The protestors' request to have a bulldozer of one of the dam contractors removed, was also granted. The bulldozer, which belonged to Autorich Sdn Bhd, the contractor of concessionaire M.M. Golden, had earlier been abandoned at the blockaded area and was removed at around 1pm yesterday.

Kallang said there was some anxiety among those manning the blockade when they sighted the forestry officers, policemen and representatives of the logging company returning for the second time in three days.

"But they kept their cool and composure," Kallang said.

The situation was diffused somewhat because the Forestry Department and police had sent their Kayan and Kenyah-speaking personnel “who are from that area” to deal with the situation.

Protesters, who have maintained their blockade at the site of the Baram dam in Sarawak, has also set up their camp. – BMF pic, October 25, 2014.
Protesters, who have maintained their blockade at the site of the Baram dam in Sarawak, has also set up their camp. – BMF pic, October 25, 2014.

Kallang, however, accused the state government of using one of the locals as a “troublemaker” to get the blockade removed.

He claimed that a local from Long Kesseh, who he named Lah Anyi, who was once given a timber concession in the area, is being used to influence the enforcement authorities so that his company could resume logging the place.

Kallang said Lah Anyi was a bankrupt and no longer held the timber concession licence.

Swiss NGO, the Bruno Manser Fund (BMF), has also highlighted the state government's use of Lah Anyi as "the latest tactic... to weaken indigenous resistance to the proposed Baram dam".

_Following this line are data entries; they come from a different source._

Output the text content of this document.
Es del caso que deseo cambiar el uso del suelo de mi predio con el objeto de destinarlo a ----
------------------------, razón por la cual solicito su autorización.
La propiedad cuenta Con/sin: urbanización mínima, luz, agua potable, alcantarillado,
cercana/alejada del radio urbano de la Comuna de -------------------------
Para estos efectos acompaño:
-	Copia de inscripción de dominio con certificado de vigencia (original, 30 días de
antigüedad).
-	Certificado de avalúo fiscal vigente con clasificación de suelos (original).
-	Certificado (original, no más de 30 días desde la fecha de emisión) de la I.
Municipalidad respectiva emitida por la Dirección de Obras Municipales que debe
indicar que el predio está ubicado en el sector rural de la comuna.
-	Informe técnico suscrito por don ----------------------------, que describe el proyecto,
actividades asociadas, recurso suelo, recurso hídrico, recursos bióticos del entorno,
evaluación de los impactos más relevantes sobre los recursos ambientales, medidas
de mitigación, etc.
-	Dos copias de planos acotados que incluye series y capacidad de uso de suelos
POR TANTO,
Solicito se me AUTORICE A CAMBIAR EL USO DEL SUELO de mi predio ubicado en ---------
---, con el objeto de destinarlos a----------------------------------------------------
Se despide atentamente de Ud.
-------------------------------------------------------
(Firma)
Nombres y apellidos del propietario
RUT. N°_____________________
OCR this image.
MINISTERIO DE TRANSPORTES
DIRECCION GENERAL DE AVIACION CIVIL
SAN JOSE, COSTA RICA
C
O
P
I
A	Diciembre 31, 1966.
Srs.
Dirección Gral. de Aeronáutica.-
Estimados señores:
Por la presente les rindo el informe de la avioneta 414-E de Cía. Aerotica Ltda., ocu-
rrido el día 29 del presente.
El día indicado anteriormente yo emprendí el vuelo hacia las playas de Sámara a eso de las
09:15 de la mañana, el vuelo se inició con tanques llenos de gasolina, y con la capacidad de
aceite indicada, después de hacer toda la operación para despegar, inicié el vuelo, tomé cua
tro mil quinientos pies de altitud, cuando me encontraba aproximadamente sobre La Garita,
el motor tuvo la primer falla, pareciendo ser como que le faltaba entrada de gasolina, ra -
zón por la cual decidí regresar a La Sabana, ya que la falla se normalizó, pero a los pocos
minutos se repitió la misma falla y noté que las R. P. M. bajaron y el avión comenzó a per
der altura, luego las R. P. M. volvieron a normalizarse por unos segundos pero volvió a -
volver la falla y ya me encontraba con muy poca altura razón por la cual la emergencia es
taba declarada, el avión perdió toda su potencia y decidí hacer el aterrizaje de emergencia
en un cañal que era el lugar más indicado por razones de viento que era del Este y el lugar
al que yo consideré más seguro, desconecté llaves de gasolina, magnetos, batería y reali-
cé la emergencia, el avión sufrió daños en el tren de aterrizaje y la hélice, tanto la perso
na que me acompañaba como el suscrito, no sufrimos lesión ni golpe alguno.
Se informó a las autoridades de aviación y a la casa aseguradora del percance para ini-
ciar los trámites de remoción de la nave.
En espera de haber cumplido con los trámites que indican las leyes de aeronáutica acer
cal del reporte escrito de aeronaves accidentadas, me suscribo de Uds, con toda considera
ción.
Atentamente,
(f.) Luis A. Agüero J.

"Anyi doesn’t possess a valid concession for the area and the local communities have gone to court about the expropriation of their land for the dam and the ongoing logging activities," BMF said in a statement, noting that the natives' court case was still pending and would be heard after March next year.

Human rights organisations at home and abroad have condemned the authorities for dismantling the blockade last Wednesday, saying it was an act of intimidation.

They have also appealed to the United Nations Special Rapporteur on the Rights of Indigenous Peoples to denounce the action.

Opponents of the Baram Dam fear that when complete, it would inundate 26 villages, including Long Kesseh, flooding 400 sq km of land and displacing between 6,000 and 20,000 people.

Today, dam opponents will mark their first anniversary of the Save Baram operation by holding a fund raising dinner in a local hotel in Miri.

Those manning the blockade sites at Long Kesseh and Long Lama will mark it with games, prayers and a barbecue. – October 25, 2014.